(Publicado no blog da Companhia das Letras):
Martin Amis diz que um dos problemas da crítica literária é que seu instrumento de expressão, o texto, é o mesmo usado pelo objeto de análise, diferentemente do que acontece na música, no cinema, nas artes plásticas. A despeito de sua possível mágoa — compreensível num autor que há décadas apanha em resenhas —, a frase toca num ponto pouco lembrado da eterna guerra entre quem escreve e quem julga.
Na coluna passada, falei dos best sellers de crítica, livros que usam recursos específicos para adular certo leitor experimentado. É a velha piscada de olho, à qual a reação desse leitor se torna previsível. Dá para fazer um paralelo com quem ri de piadas anódinas numa transmissão de Oscar sem dublagem: um pouco para mostrar que conhece outra língua, um pouco por gratidão de estar entendendo. Quando James Joyce declarou que Ulysses tinha enigmas para “ocupar os professores por séculos”, já que essa era “a única forma de garantir a imortalidade”, talvez estivesse sendo mais calculista que irônico: porque o elogio a um livro pode ser, também, uma forma de celebrar a capacidade do crítico — de encontrar sentidos, de transmitir sua erudição, de confrontar visões diversas sobre um mesmo tema, de pensar e escrever bem no final das contas.
Seguindo esse raciocínio, imaginar um leitor ideal, que vai entender e/ou gostar disso ou daquilo, não deixa de ser uma concessão. Em alguns casos, uma variante de suborno estético. Por que escolhemos um nome alusivo para um personagem? Por que usar referências bíblicas, psicanalíticas, literárias e mitológicas em diálogos e cenas? Por que lançar mão de elementos que só contribuirão com o texto externamente, característica indissociável do best seller de crítica, se não for para alguém descobri-los e, sentindo-se orgulhoso de discorrer a respeito, confundir esse prazer narcisístico com a fruição autônoma da obra?

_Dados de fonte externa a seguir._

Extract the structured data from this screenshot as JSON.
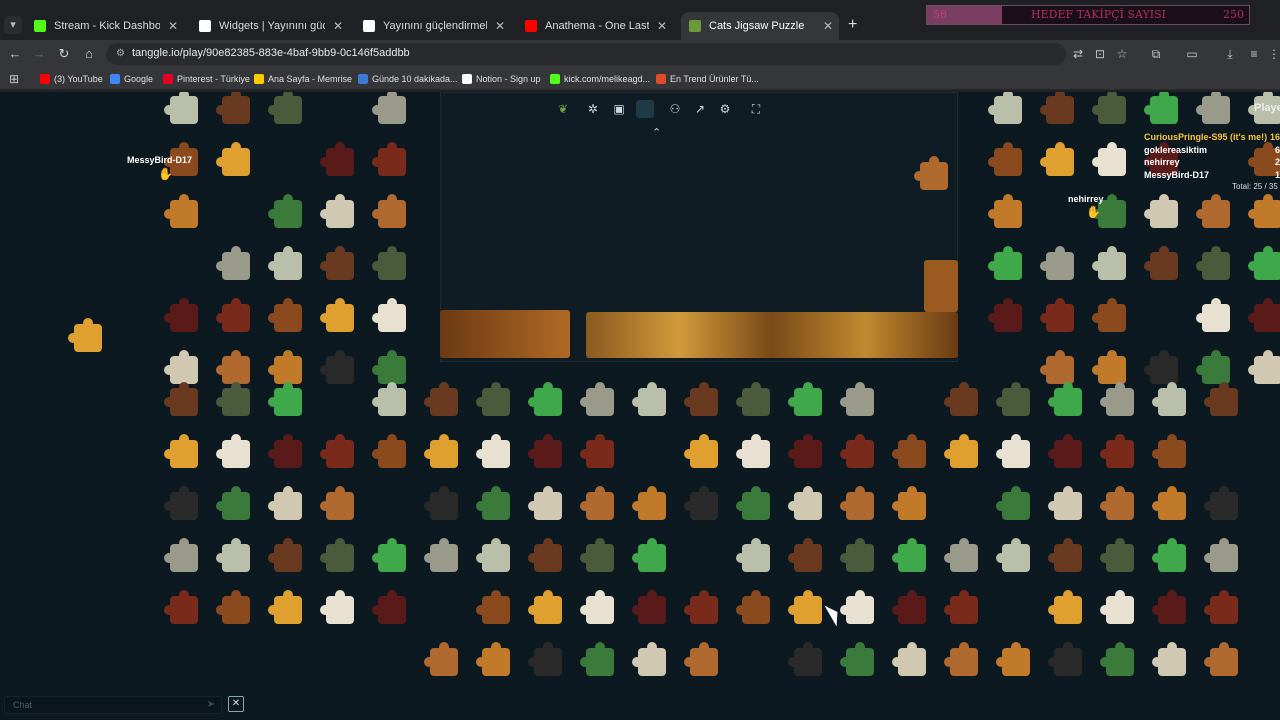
{
  "browser": {
    "tabs": [
      {
        "title": "Stream - Kick Dashboard",
        "icon": "kick-icon",
        "color": "#53fc18",
        "active": false
      },
      {
        "title": "Widgets | Yayınını güçlendirme",
        "icon": "diamond-icon",
        "color": "#ffffff",
        "active": false
      },
      {
        "title": "Yayınını güçlendirmek için",
        "icon": "diamond-icon",
        "color": "#ffffff",
        "active": false
      },
      {
        "title": "Anathema - One Last Goodbye",
        "icon": "youtube-icon",
        "color": "#ff0000",
        "active": false
      },
      {
        "title": "Cats Jigsaw Puzzle",
        "icon": "tanggle-leaf-icon",
        "color": "#6a9a3a",
        "active": true
      }
    ],
    "url": "tanggle.io/play/90e82385-883e-4baf-9bb9-0c146f5addbb",
    "bookmarks": [
      {
        "label": "(3) YouTube",
        "icon": "youtube-icon",
        "color": "#ff0000"
      },
      {
        "label": "Google",
        "icon": "google-icon",
        "color": "#4285f4"
      },
      {
        "label": "Pinterest - Türkiye",
        "icon": "pinterest-icon",
        "color": "#e60023"
      },
      {
        "label": "Ana Sayfa - Memrise",
        "icon": "memrise-icon",
        "color": "#ffcc00"
      },
      {
        "label": "Günde 10 dakikada...",
        "icon": "page-icon",
        "color": "#3a7bd5"
      },
      {
        "label": "Notion - Sign up",
        "icon": "notion-icon",
        "color": "#ffffff"
      },
      {
        "label": "kick.com/melikeagd...",
        "icon": "kick-icon",
        "color": "#53fc18"
      },
      {
        "label": "En Trend Ürünler Tü...",
        "icon": "trend-icon",
        "color": "#e04b2b"
      }
    ]
  },
  "follow_goal": {
    "current": "58",
    "label": "HEDEF TAKİPÇİ SAYISI",
    "target": "250",
    "progress": 0.232
  },
  "game": {
    "players_title": "Playe",
    "players": [
      {
        "name": "CuriousPringle-S95 (it's me!)",
        "count": "16",
        "color": "#f5c542"
      },
      {
        "name": "goklereasiktim",
        "count": "6",
        "color": "#ffffff"
      },
      {
        "name": "nehirrey",
        "count": "2",
        "color": "#ffffff"
      },
      {
        "name": "MessyBird-D17",
        "count": "1",
        "color": "#ffffff"
      }
    ],
    "total": "Total: 25 / 35",
    "cursors": [
      {
        "name": "MessyBird-D17"
      },
      {
        "name": "nehirrey"
      }
    ],
    "chat_placeholder": "Chat"
  }
}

Em teoria, o verdadeiro artista faz sempre o contrário: diz o que precisa, e não o que vai agradar. Mas seria ingênuo tomar essa proposição de maneira pura. No nível mais básico e óbvio, produzimos para nós mesmos e somos nós — nosso crítico interno — que aprovamos a versão final de um texto. Que será enviada para um editor, a segunda instância julgadora, e dali para os leitores, a terceira. O resto são apenas graus maiores (ou mais vulgares) de negociação: quantas vezes não lemos entrevistas em que os autores, sem nenhuma cerimônia, explicam o próprio livro usando conceitos que tiraram de um artigo elogioso a ele? Ou será que, em vez de contar a história do Joãozinho que conhece a sua Maria no supermercado, ou do Zezinho que joga videogame e vê TV e come pizza fria todas as noites, alguém senta diante do computador querendo fazer um panorama-das-relações-amorosas-numa-sociedade-consumista, ou uma radiografia-da-solidão-do-indivíduo-entre-a-abundância-contemporânea-de-informação? O caminho inverso também é comum, e eu mesmo já fui tolo de responder a perguntas sobre meus defeitos — só para ver tais palavras aproveitadas, que surpresa, em resenhas negativas posteriores.
Voltando a Amis: quem sabe a linguagem, a base comum que serve a escritores e críticos, mesmo que em registros diversos, não seja mesmo um problema central nessa relação. O que se sente ao ouvir uma melodia, ou ao se ver uma imagem na tela, ou as cores de uma pintura, em boa medida independe do que outros tenham ou não dito a respeito. É uma emoção imediata, pré-verbal, impossível de ser reproduzida quando a essência do objeto de análise é, bem, verbal. No caso da leitura de um romance, as palavras externas muitas vezes se misturam com as internas, competindo para ver quem fala mais alto e melhor. Se o crítico usa uma metáfora boa para depreciar a metáfora ruim do escritor, automaticamente lhe damos razão. O mesmo vale em relação a outros atributos da obra, que são também atributos do texto que a avalia: prosa, inteligência, poder de observação, humor, carisma.
Por isso, embora seja sempre tentador rir e atirar pedras em quem dá vexame por causa de uma resenha implacável, convém não esquecer que esse também é um exercício crítico: na contramão do exemplo do parágrafo anterior, não é absurdo achar que alguém incapaz de escrever e pensar, em graus que vão do desinformado ao criminoso, não tem credenciais para avaliar a escrita e o pensamento de ninguém.